Wednesday, 24 November 2010



A few weeks ago we moved our Harvest Mice Micromys Minutus into beautiful new display tanks – a safer, better option than the wooden, glass-fronted cabinets  that housed them  previously – unfortunately these proved to be not entirely escape proof…….  We now have four glass tanks – two new ones for the two adult groups- males in one, females in the other.  Then there are two smaller tanks underneath – one we’ve made home for a breeding pair and one that is ready for the juveniles to spend a few weeks once they’re weaned from their Mum but not yet ready to join the adult groups.    

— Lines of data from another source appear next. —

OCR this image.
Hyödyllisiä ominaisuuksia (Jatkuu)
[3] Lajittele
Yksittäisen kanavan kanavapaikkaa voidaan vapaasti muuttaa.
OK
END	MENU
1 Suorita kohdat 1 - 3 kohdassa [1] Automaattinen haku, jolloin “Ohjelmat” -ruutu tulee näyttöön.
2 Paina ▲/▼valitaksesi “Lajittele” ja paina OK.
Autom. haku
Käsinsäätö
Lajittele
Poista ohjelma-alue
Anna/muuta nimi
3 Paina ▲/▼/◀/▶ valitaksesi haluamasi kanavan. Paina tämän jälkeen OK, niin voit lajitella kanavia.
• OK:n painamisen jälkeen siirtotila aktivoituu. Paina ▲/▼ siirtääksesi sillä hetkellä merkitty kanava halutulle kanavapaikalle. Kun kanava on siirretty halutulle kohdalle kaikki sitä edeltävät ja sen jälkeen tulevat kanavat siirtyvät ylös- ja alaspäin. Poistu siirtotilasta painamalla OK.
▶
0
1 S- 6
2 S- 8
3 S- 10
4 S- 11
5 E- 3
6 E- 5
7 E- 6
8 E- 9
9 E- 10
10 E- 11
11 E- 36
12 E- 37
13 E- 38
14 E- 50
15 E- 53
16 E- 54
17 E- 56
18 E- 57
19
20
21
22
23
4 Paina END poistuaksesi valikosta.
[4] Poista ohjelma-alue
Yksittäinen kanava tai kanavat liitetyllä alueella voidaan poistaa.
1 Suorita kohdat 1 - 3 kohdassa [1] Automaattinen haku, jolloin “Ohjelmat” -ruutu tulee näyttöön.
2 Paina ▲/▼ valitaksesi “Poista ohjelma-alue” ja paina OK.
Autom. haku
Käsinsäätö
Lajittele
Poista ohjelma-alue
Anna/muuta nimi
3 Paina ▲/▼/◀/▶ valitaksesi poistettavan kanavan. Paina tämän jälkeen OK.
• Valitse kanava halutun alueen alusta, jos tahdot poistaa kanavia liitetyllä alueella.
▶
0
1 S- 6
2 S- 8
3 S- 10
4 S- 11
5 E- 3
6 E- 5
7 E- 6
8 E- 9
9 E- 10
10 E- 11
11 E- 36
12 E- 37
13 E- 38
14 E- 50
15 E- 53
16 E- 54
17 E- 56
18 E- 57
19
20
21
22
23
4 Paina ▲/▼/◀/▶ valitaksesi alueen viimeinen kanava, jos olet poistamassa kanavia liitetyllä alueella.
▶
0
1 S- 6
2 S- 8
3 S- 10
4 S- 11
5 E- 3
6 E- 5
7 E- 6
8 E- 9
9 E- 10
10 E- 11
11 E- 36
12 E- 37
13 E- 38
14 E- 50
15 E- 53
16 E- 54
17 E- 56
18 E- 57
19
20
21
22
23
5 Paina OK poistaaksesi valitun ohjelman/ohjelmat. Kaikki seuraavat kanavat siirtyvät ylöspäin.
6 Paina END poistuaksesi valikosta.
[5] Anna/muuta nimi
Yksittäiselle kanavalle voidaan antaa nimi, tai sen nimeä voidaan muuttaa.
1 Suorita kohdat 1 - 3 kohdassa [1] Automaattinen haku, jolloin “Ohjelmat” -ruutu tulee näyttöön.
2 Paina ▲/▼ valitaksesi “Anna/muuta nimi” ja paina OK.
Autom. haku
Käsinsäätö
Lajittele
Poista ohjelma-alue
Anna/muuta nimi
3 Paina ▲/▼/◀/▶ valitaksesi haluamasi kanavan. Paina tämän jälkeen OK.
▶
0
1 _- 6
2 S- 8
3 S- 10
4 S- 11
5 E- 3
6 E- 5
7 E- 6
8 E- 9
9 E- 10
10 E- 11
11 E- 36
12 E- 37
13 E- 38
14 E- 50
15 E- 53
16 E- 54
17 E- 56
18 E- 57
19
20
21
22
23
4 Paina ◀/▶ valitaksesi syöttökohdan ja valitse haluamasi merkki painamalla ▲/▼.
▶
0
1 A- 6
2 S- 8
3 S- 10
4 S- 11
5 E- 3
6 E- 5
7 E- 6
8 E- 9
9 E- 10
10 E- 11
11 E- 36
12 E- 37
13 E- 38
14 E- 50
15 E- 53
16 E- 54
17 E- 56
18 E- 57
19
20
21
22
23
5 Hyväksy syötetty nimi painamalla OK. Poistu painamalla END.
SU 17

The two Harvest Mice that I selected as our new breeding pair hadn’t produced a litter before, and I was beginning to wonder if perhaps the chemistry wasn’t quite right between them!  However, I decided to leave them together in case they were slow starters and hoped they’d snuggle their way through a winter courtship ready to produce babies in the Spring.


Baby Harvest Mouse on stalk (resized & cropped)

Baby Harvest Mouse 24 Nov 2010












Imagine our surprise when peeking into the breeding tank yesterday morning – to see two tiny new faces peeking out of the nest!  We don’t heat the Discovery Zone (where we house our Harvest Mice) during winter, so although the mice are completely draft-free they’re more likely to produce litters in the Spring and Summer.  So these two babies are a real gift!  Hidden from view in their nest of hay, the baby mice are born pink after a gestation of between 18 to 21 days. Once the youngsters are approximately 8 weeks old they’ll be weaned and ready to move to the nursery tank. 

Until recently, I had been lead to believe that Harvest Mice are Britain’s smallest mammal – however, it was recently pointed out that, although a close call between the Harvest Mouse, Pygmy Shrew and Pipistrelle Bat – the Pygmy Shrew is fractionally the smallest!